He smiles weakly. "I'm used to it," he tells her, which doesn't sound good. "How about next Thursday?"

"Study group, remember?"

"Oh. I'm sure we'll figure out something."

Jess has a feeling he's purposely avoiding this, though she has no reason to. And she always promised herself that she'd never be the type of girl to date someone who's "damaged," but she decides to keep her eye out anyway. Because she knows already that Sam is worth it. 

 

 

Eventually Sam admits that he just doesn't like eating because he doesn't really taste anything. She's a psych major and taking a course on a abuse; not long later they get to a unit about food and he fits the signs of past negligence so perfectly it's actually kind of scary. 
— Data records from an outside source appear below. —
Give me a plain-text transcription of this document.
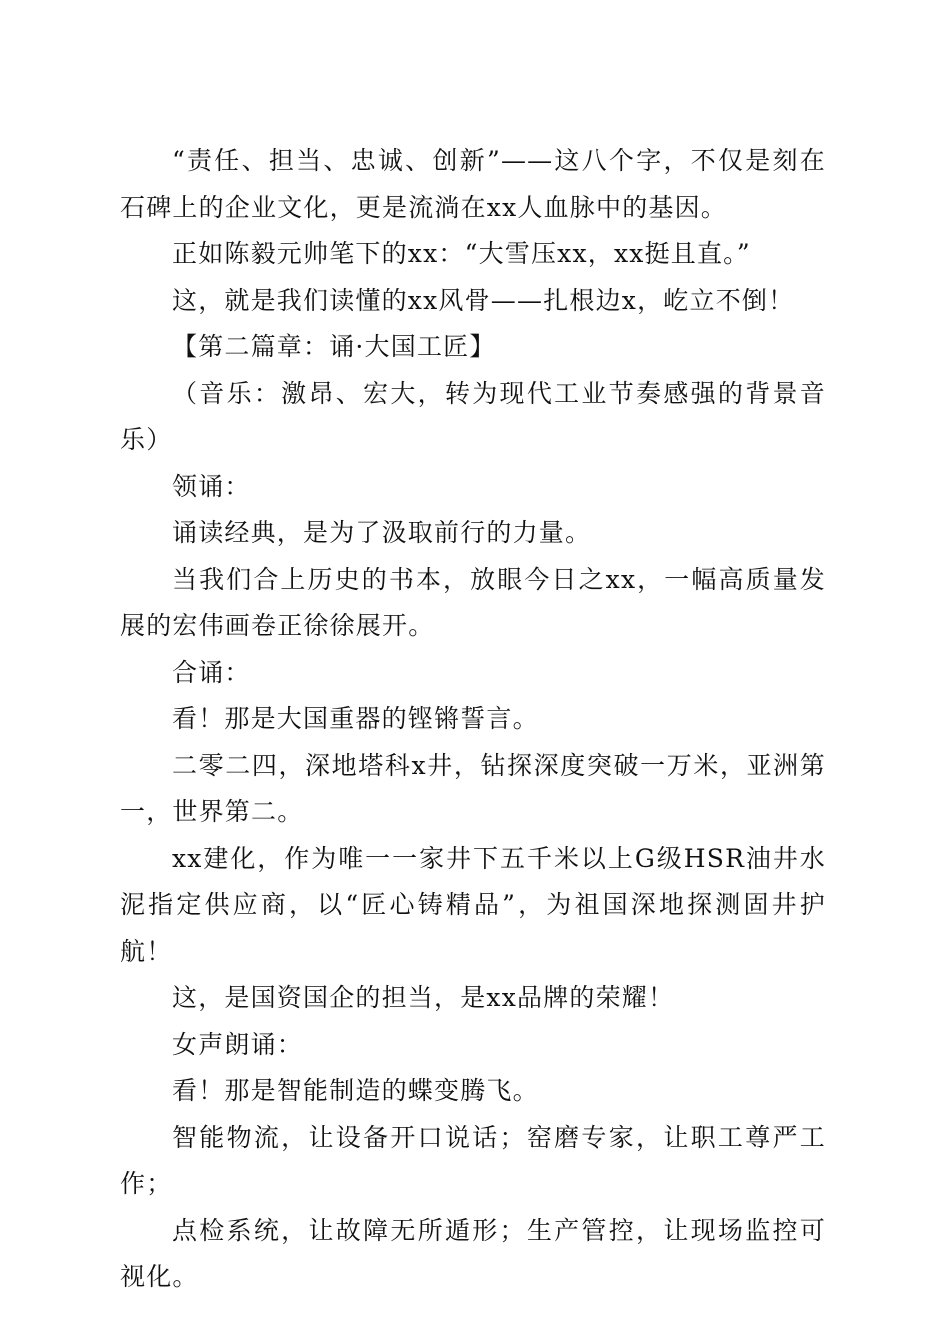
“责任、担当、忠诚、创新”——这八个字，不仅是刻在石碑上的企业文化，更是流淌在xx人血脉中的基因。

正如陈毅元帅笔下的xx：“大雪压xx，xx挺且直。”

这，就是我们读懂的xx风骨——扎根边x，屹立不倒！

【第二篇章：诵·大国工匠】

（音乐：激昂、宏大，转为现代工业节奏感强的背景音乐）

领诵：

诵读经典，是为了汲取前行的力量。

当我们合上历史的书本，放眼今日之xx，一幅高质量发展的宏伟画卷正徐徐展开。

合诵：

看！那是大国重器的铿锵誓言。

二零二四，深地塔科x井，钻探深度突破一万米，亚洲第一，世界第二。

xx建化，作为唯一一家井下五千米以上G级HSR油井水泥指定供应商，以“匠心铸精品”，为祖国深地探测固井护航！

这，是国资国企的担当，是xx品牌的荣耀！

女声朗诵：

看！那是智能制造的蝶变腾飞。

智能物流，让设备开口说话；窑磨专家，让职工尊严工作；

点检系统，让故障无所遁形；生产管控，让现场监控可视化。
From there she look for certain signs more specifically and unfortunately finds them - discomfort at physical contact, clearly has anxiety attacks and nightmares, his living area is spotless and has no sign of anything personal, easily agitated towards messy situations, ducks out of anything more intimate than kissing, and can turn on and off how well he shows whatever he's feeling. When she invites him over the Thanksgiving because they’re dating (and he has nowhere else to go), she gives her parents a call. Her dad's the type to joke "hurt my baby girl and I'll kill you" and she doesn't know how well Sam would react that that. And she's steadily been getting him to eat like a normal person more and more but that might not stand if he's nervous and she doesn't want her mom to think he doesn't like her cooking. 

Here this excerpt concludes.